Empreinte de poésie et de recherche plastique, l’œuvre d’Araki repose sur une expérimentation incessante. Les codes et stéréotypes du médium comme celui de l’érotisme et du bondage sont revisités par l’artiste qui, parfois, intervient sur ses propres négatifs ou recouvre ses images de calligraphies ou de peintures, dans un geste audacieux, souvent teinté d’humour. Même en fragment, le corps échappe au morcellement. C’est un réservoir d’images cérémonielles mais où l’être décline la posture de se retrouver en simple représentation.
Araki crée des hybrides dont le tangage excède la dissémination. La femme y « involue » et évolue tout à la fois. Cachés, les visages s’illuminent. Le désir s’image sans pour autant qu’Araki en fasse des tonnes. Pour scénariser ses modèles comme pour les shooter, le geste est parfait. Poses et prises créent moins rêve et fantasme qu’elles ne sollicitent l’imaginaire.
Fidèle à tout une tradition japonaise, Araki cherche le réel du rien et dans le rien le retour du geste qui touche.
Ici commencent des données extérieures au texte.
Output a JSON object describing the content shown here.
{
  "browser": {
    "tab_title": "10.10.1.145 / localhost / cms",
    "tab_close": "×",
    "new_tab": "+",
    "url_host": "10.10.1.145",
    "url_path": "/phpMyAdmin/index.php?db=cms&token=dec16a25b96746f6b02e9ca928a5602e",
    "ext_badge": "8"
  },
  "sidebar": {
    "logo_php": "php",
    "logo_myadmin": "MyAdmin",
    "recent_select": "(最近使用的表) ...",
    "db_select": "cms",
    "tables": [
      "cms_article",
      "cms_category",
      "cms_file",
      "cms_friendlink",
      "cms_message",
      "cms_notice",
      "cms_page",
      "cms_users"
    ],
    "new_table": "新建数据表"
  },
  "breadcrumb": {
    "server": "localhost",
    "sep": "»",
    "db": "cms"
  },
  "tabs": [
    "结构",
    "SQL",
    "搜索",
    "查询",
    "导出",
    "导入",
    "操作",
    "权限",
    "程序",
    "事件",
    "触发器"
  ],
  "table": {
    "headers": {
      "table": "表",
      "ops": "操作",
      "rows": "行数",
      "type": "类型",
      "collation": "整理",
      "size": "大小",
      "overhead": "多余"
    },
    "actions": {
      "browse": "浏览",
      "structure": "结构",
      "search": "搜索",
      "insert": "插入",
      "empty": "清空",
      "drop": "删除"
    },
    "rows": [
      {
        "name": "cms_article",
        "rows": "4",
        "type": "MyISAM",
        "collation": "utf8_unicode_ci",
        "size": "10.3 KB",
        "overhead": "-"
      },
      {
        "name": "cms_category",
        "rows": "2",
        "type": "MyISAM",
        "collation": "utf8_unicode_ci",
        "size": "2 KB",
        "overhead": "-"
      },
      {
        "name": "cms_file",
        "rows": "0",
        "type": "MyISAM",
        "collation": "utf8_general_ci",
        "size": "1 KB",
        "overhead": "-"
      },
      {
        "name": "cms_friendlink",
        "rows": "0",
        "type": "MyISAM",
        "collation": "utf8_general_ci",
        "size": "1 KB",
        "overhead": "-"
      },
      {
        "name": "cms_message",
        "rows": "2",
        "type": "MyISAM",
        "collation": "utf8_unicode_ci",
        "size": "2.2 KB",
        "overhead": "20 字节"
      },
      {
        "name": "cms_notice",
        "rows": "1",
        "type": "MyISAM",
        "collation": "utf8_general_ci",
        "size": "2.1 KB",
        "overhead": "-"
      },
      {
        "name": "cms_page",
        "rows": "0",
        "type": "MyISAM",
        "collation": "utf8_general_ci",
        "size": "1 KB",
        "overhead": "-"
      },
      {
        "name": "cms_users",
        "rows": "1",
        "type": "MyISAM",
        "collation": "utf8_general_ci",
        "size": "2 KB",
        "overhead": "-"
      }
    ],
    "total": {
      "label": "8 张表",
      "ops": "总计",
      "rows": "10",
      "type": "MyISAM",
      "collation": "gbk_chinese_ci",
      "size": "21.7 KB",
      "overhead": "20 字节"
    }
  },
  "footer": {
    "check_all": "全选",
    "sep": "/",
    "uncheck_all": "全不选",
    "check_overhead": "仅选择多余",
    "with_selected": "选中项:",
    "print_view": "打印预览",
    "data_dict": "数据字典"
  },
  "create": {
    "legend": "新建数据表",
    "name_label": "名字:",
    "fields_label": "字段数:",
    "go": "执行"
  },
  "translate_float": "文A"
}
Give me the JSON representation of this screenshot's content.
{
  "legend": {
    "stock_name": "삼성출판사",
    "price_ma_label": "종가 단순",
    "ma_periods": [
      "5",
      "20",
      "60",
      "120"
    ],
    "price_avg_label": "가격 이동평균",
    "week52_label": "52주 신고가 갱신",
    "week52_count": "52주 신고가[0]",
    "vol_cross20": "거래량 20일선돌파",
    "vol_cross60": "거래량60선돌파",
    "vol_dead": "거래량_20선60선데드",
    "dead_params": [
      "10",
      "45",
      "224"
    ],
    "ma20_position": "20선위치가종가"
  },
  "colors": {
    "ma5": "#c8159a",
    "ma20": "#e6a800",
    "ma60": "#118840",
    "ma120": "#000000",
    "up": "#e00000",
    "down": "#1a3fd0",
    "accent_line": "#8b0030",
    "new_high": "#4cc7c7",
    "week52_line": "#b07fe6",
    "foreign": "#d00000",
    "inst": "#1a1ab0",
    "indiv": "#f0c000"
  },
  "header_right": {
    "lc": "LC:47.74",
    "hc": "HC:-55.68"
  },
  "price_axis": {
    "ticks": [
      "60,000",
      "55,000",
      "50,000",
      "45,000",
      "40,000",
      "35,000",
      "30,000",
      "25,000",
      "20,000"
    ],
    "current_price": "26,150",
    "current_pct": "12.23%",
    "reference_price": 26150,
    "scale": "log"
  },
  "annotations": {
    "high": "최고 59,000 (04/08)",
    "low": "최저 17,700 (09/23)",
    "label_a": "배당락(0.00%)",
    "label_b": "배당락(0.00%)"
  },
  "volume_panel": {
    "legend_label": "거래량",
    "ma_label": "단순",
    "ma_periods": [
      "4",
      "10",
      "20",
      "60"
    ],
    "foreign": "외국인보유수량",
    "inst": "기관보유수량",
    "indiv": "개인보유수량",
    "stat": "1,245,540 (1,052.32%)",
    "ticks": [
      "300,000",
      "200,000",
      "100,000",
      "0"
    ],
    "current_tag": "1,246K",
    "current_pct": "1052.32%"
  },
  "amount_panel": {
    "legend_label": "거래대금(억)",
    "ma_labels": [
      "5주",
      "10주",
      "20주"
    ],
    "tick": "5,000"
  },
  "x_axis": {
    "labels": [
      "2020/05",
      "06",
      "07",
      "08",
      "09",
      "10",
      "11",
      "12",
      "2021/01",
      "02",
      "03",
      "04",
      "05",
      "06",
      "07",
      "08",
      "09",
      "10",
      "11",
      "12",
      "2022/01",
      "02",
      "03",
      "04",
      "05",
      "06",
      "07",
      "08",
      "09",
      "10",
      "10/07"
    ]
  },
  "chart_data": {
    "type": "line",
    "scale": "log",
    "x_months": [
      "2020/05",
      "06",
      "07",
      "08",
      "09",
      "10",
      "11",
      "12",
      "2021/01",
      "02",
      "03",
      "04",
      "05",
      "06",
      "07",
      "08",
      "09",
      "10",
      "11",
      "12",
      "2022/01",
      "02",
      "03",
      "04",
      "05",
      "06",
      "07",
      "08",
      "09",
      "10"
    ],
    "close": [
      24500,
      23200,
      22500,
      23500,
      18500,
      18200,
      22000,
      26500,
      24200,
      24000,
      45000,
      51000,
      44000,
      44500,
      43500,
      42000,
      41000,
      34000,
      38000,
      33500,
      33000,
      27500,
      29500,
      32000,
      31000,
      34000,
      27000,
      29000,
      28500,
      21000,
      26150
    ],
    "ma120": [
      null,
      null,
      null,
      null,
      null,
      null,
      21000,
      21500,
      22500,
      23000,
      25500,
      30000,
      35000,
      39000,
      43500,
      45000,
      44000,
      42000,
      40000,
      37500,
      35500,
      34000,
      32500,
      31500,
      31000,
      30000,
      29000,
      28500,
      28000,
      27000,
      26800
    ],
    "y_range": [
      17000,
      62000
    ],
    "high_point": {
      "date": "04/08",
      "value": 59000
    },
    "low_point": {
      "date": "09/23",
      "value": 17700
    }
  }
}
Le corps et sa prise deviennent la magie du réel. Lèvres entr’ouvertes, les corps semblent parfois nous comprendre comme ils comprennent une forme d’amour, de communauté, d’entente tacite. Il en va de même lorsque les fleurs trop ouvertes laissent suinter une humidité.
Tout cela demeure trouble et fascinant. L’œuvre reste le véritable journal intime ce celui pour qui « photographier est avant tout une façon d’exister ».
jean-paul gavard-perret
Jérôme Neutres, Araki Nobuyoshi, Editions Gallimard / musée national des arts asiatiques – Guimet, 2016, 304 p. –39,90 €.
Exposition au Musée Guimet du 13 avril au 5 septembre 2016.